El foco de la investigación se centra en la compra de un ático de 485 metros cuadrados situado en la novena planta de un edificio residencial en el paseo del General Martínez Campos, en el distrito madrileño de Chamberí. La operación, cifrada en algo más de 6 millones de euros (aproximadamente 6,3 millones), se cerró el pasado mes de abril a la vendedora Astrid Gil-Casares, economista y escritora, con el argumento oficial de dotar a la presidenta regional, Isabel Díaz Ayuso, de un alojamiento provisional mientras se acometían las obras de rehabilitación en la Real Casa de Correos.
El inmueble, ubicado en una de las arterias más exclusivas de la capital y colindante con el Museo Sorolla —a escasos 300 metros del paseo de la Castellana—, contaba con una pareja de inquilinos residiendo en su interior en el momento de la transacción. Desde que trascendió la operación inmobiliaria, la iniciativa generó un intenso debate político y numerosas críticas por parte de los partidos de la oposición.
Avance de las diligencias y posibles delitos investigados
Tras la remisión por parte de la Fiscalía de Madrid de sus diligencias preprocesales y de varias denuncias a la jueza instructora, el procedimiento avanza mientras los partidos solicitantes y los tribunales examinan la documentación de la compra. Las organizaciones personadas buscan que se esclarezcan en profundidad las circunstancias en las que se decidió la adquisición del piso y el uso definitivo que se pretendía dar al mismo, poniendo especial atención en la posibilidad de que estuviera destinado a servir de residencia habitual a la máxima mandataria regional.
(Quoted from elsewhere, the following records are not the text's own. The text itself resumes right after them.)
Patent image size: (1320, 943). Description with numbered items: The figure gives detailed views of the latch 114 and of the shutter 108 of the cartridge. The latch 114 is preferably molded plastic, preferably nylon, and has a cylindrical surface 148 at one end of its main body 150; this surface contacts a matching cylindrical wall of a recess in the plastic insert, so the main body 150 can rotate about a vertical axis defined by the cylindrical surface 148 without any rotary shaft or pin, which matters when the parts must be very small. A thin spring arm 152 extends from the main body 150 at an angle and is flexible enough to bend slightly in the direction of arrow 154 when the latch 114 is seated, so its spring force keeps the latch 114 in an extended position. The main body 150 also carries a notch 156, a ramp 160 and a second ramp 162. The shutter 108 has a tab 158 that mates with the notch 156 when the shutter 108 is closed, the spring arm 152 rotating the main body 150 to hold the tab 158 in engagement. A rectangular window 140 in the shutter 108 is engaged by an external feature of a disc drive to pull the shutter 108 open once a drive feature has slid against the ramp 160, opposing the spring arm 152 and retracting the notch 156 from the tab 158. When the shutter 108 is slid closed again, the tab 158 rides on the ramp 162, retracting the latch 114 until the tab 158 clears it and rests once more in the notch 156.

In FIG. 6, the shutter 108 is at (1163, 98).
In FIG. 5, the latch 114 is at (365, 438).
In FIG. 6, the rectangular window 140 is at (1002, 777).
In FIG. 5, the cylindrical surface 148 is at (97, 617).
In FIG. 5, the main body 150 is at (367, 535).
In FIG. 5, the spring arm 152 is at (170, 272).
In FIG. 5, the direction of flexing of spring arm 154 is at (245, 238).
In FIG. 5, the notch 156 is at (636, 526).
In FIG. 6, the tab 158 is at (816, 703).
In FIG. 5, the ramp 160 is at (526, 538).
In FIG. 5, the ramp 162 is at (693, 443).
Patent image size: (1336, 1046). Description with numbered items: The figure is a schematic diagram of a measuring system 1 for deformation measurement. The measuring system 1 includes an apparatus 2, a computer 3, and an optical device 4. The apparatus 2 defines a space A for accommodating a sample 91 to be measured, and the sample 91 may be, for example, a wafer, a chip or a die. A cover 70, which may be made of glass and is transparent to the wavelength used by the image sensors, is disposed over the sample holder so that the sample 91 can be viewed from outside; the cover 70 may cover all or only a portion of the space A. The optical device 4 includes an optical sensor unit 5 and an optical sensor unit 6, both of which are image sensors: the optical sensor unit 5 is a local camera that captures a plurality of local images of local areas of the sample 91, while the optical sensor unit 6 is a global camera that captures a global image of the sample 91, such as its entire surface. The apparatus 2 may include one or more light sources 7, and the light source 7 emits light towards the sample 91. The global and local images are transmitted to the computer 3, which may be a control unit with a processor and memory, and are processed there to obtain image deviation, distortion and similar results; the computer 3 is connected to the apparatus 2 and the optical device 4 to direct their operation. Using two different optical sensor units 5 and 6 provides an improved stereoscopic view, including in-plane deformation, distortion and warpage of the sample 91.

Las actuaciones judiciales apuntan de forma preliminar hacia la posible existencia de indicios de delitos de prevaricación y malversación de caudales públicos, extremos que tendrán que ser dilucidados a lo largo de la instrucción. Mientras la causa penal sigue su curso y la oposición continúa reclamando transparencia sobre los detalles administrativos, la presidenta autonómica trató en su día de zanjar el asunto públicamente, aunque el frente judicial sigue incorporando nuevos actores procesales.